AWT and its subsidiaries (the “AWT Group”) are one of the largest private service companies in rail freight transport in Europe with an approximate 8% share in the rail freight transport in the Czech Republic in terms of transport operation in 2013. Additionally, the AWT Group renders services in Slovakia, Slovenia, Hungary, Poland, Germany, Rumania, Bulgaria and Croatia. In 2013, the AWT Group transported 12 million tons of goods and achieved a freight turnover of 1,539 million tkm and generated sales revenues of EUR 282 million.
The AWT Group has 2,100 employees and renders complex services mostly for large industrial plants in Central and Eastern Europe. The AWT Group specialises in the freight transport of heavy and bulk goods, including coal, steel and automobile parts.

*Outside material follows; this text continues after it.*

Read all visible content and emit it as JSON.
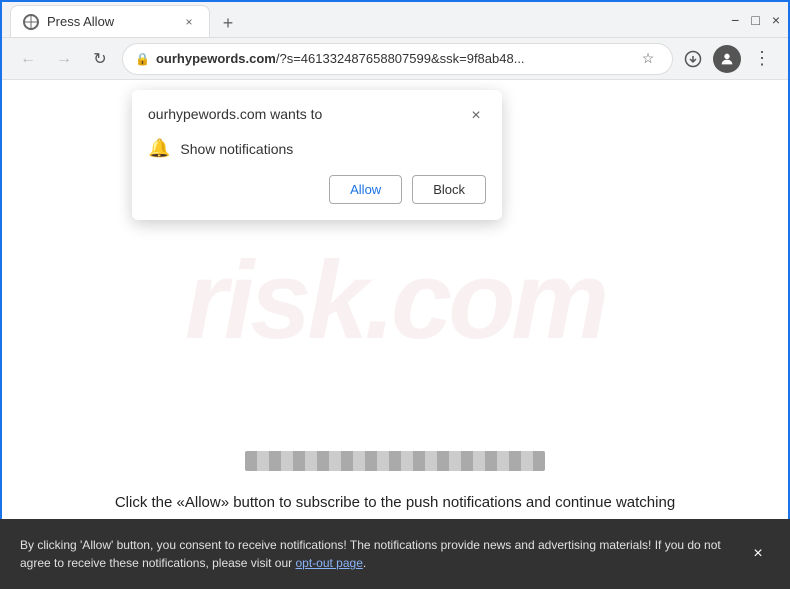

The AWT Group manages rolling stock of 160 locomotives and 5,000 wagons. In the Czech Republic, the AWT Group has a constantly expanding open intermodal transport terminal of Ostrava-Paskov and services some 60 sidings for one of the largest industrial plants in the Czech Republic.
Legal basis: §5, section 1.3 and §9 of the Regulation of the Minister of Finance of 19 February 2009 regarding current and interim reports published by issuers of securities and the terms and conditions of finding as equivalent the information required by the law of any non-member state (Journal of Laws 2014, item 133).